Simplified deflection calculation method for PC box girder bridges with corrugated steel webs using asynchronous-pouring-construction technology

This paper introduces an asynchronous-pouring-construction (APC) technology for long-span prestressed concrete (PC) box girder bridges with corrugated steel webs (CSWs). The technology makes full use of the CSWs to support the hanging basket. The top slabs, bottom slabs and CSWs are divided into multiple independent working platforms to improve the construction efficiency. In present study, the authors conducted a theoretical analysis of the deflection in PC girder bridges with CSWs using APC technology. A simplified deflection calculation model was developed on the basis of the principle of section equivalence for different segment division.

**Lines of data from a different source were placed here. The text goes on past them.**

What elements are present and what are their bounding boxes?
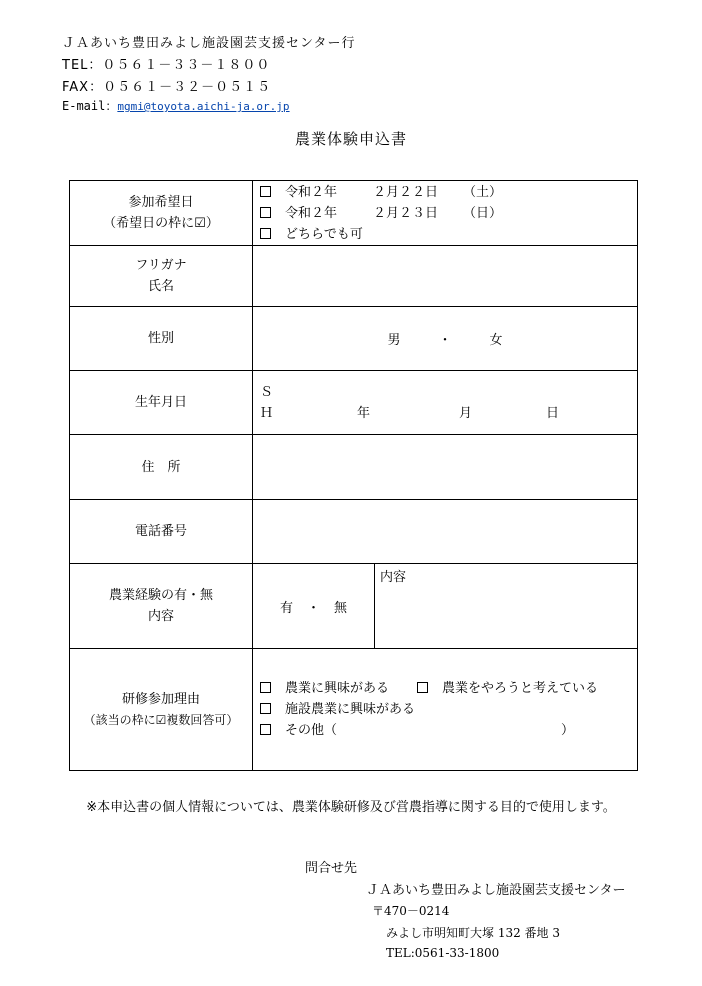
application-form-table — [69, 180, 638, 771]
birth-era-showa: Ｓ — [260, 384, 274, 400]
birth-year-label: 年 — [357, 405, 371, 421]
reason-label-cell — [70, 649, 253, 771]
date-label-cell — [70, 181, 253, 246]
privacy-note: ※本申込書の個人情報については、農業体験研修及び営農指導に関する目的で使用します。 — [86, 800, 616, 815]
checkbox-reason-other[interactable] — [260, 724, 271, 735]
contact-address: みよし市明知町大塚 132 番地 3 — [386, 926, 560, 940]
reason-options-cell — [253, 649, 638, 771]
birth-era-heisei-row: Ｈ 年 月 日 — [253, 403, 637, 424]
date-option-either: どちらでも可 — [253, 224, 637, 245]
gender-male[interactable]: 男 — [387, 333, 401, 348]
gender-options-cell: 男 ・ 女 — [253, 307, 638, 371]
experience-cell — [253, 564, 638, 649]
checkbox-reason-greenhouse[interactable] — [260, 703, 271, 714]
phone-input-cell[interactable] — [253, 500, 638, 564]
row-experience — [70, 564, 638, 649]
date-option-2: 令和２年 ２月２３日 （日） — [253, 203, 637, 224]
experience-no[interactable]: 無 — [334, 600, 348, 616]
contact-zip: 〒470－0214 — [372, 904, 450, 918]
email-link[interactable]: mgmi@toyota.aichi-ja.or.jp — [117, 100, 290, 113]
row-gender — [70, 307, 638, 371]
name-input-cell[interactable] — [253, 246, 638, 307]
gender-label: 性別 — [70, 307, 253, 371]
reason-line-2: 施設農業に興味がある — [253, 699, 637, 720]
date-option-1: 令和２年 ２月２２日 （土） — [253, 182, 637, 203]
address-input-cell[interactable] — [253, 435, 638, 500]
checkbox-reason-interest[interactable] — [260, 682, 271, 693]
name-label-cell — [70, 246, 253, 307]
contact-tel: TEL:0561-33-1800 — [386, 946, 500, 960]
name-label: 氏名 — [147, 279, 174, 294]
row-name — [70, 246, 638, 307]
gender-female[interactable]: 女 — [489, 333, 503, 348]
experience-content-label: 内容 — [147, 609, 174, 624]
checkbox-reason-plan[interactable] — [417, 682, 428, 693]
experience-label-cell — [70, 564, 253, 649]
furigana-label: フリガナ — [135, 258, 187, 273]
experience-label: 農業経験の有・無 — [108, 588, 213, 603]
birthdate-label: 生年月日 — [70, 371, 253, 435]
row-address — [70, 435, 638, 500]
email-label: E-mail： — [62, 99, 118, 113]
checkbox-date-2[interactable] — [260, 207, 271, 218]
form-title: 農業体験申込書 — [294, 130, 407, 148]
header-fax: FAX：０５６１－３２－０５１５ — [62, 80, 272, 95]
experience-yes-no: 有 ・ 無 — [253, 564, 375, 648]
birthdate-input-cell[interactable] — [253, 371, 638, 435]
reason-label: 研修参加理由 — [121, 691, 200, 707]
address-label: 住 所 — [70, 435, 253, 500]
date-instruction: （希望日の枠に☑） — [103, 216, 219, 231]
header-email-row — [62, 97, 290, 114]
reason-instruction: （該当の枠に☑複数回答可） — [83, 712, 239, 727]
checkbox-date-1[interactable] — [260, 186, 271, 197]
phone-label: 電話番号 — [70, 500, 253, 564]
row-date — [70, 181, 638, 246]
experience-yes[interactable]: 有 — [279, 600, 293, 616]
date-label: 参加希望日 — [128, 195, 194, 210]
header-tel: TEL：０５６１－３３－１８００ — [62, 58, 271, 73]
reason-line-1: 農業に興味がある 農業をやろうと考えている — [253, 678, 637, 699]
date-options-cell — [253, 181, 638, 246]
row-phone — [70, 500, 638, 564]
recipient-line: ＪＡあいち豊田みよし施設園芸支援センター行 — [62, 36, 356, 51]
experience-content-heading: 内容 — [380, 570, 407, 585]
contact-org: ＪＡあいち豊田みよし施設園芸支援センター — [366, 883, 626, 898]
reason-line-3: その他（ ） — [253, 720, 637, 741]
contact-heading: 問合せ先 — [305, 861, 358, 876]
row-reason — [70, 649, 638, 771]
experience-content-box[interactable] — [375, 564, 637, 648]
birth-month-label: 月 — [459, 405, 473, 421]
birth-day-label: 日 — [546, 405, 560, 421]
row-birthdate — [70, 371, 638, 435]
checkbox-date-either[interactable] — [260, 228, 271, 239]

Consequently, a series of theoretical formulas was proposed considering additional shear deflection induced by bending moments. These formulas could be utilised to calculate the configuration and the total deflection of the bridge during APC process, facilitating the pre-camber application to eliminate the deflection and to ensure the closure of the bridge. Moreover, parallel finite element analyses (FEA) and field monitoring tests were conducted to validate the simplified calculation method. The comparison results showed that the calculated deflections using the simplified method agreed well with the FEA and test results. The proportion of shear deflection in the total deflection ranged from 17% to 39% from the forward movement of basket to the pouring slabs, the shear deflection could not be negligible. The segments' length had large effect on the deflection of the CSWs with 50 mm at the maximum cantilever state in this bridge case study, and the deflection induced by the pouring concrete of the slabs accounted for approximately 70% of the total deflection. The additional shear deformation due to bending moment at the end of area A (composite section with both concrete top and bottom slabs and CSWs) was basically the same as that in area B (composite section with bottom slab and CSWs). Therefore, the simplified method which takes into account the additional shear deformation of the segments in area A without considering area B was able to satisfy the engineering accuracy. In short, in comparison to traditional analytical methods and FEA, the proposed method could predict the deflection more efficient within accept accuracy.